Uninsured residential mortgages are homeowner mortgages that typically include a down payment of 20 per cent or more. OSFI makes decisions on the MQR for uninsured mortgages based on data from its continuing monitoring of federally regulated financial institutions, as well as a range of vulnerability indicators which include Canadian housing market and broader macroeconomic data. OSFI also consults its federal financial regulatory partners, notably the Department of Finance Canada and the Bank of Canada, when setting the MQR.
OSFI is confident that the MQR under its current formulation will lead to lower residential mortgage delinquency and default rates than would otherwise be the case if lenders did not apply the MQR when originating mortgages for homeowners.

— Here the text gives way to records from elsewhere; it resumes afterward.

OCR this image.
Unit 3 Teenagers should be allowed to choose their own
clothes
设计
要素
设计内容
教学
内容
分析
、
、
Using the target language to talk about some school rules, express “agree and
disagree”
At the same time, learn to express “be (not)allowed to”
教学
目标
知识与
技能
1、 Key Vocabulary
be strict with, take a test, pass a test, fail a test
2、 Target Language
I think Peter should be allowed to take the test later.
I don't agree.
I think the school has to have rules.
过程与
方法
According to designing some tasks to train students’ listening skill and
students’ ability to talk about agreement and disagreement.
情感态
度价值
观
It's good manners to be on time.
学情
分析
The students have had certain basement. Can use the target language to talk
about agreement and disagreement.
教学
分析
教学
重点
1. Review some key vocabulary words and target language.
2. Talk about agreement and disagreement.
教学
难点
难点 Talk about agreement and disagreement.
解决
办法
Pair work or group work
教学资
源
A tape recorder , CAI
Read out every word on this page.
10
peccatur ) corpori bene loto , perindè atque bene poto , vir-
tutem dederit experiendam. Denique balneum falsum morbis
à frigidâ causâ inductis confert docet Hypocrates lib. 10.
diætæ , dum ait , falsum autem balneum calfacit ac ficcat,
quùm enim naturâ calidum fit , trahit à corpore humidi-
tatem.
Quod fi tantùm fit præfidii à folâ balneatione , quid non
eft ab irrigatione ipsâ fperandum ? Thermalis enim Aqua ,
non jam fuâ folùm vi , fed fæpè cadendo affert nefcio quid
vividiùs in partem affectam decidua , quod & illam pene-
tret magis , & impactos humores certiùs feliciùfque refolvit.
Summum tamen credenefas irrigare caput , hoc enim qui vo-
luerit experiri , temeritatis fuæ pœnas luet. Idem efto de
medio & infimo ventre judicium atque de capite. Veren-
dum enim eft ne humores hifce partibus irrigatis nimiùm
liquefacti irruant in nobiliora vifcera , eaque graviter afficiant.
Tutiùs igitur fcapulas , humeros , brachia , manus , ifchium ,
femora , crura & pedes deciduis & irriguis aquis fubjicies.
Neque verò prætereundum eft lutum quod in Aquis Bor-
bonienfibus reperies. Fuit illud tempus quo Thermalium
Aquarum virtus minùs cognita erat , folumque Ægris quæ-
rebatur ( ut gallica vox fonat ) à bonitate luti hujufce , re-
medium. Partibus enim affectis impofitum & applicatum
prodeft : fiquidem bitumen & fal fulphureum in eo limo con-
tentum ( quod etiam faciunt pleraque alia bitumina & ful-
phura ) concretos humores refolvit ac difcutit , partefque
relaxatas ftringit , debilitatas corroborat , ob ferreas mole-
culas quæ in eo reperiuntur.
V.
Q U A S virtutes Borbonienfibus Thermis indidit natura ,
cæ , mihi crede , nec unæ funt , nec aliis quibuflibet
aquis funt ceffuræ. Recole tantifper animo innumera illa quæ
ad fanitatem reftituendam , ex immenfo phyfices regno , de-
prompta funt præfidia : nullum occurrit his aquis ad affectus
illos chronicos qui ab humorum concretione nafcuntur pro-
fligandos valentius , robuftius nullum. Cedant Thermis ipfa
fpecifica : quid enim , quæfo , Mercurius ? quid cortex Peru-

The MQR increases the likelihood that homeowners will still be able to pay their mortgages, even when events like an increase in interest rates or unexpected loss of income occur. OSFI expects that lenders will apply the MQR to ensure that borrowers can handle a higher interest rate than what they initially contracted to pay. This puts in place a safety buffer that benefits both the borrower and the lender.
Canadian lenders have a big stake in residential mortgages. Making sure borrowers can repay their loans even in the face economic difficulties is crucial for keeping Canada’s financial system resilient.
“The minimum qualifying rate for uninsured mortgages has produced a more resilient residential mortgage financing system characterized by low default and delinquency rates. Holding the MQR at its current rate helps ensure that lenders and borrowers effectively manage the risks associated with residential mortgages. This discipline contributes to the resilience of Canada’s financial system.”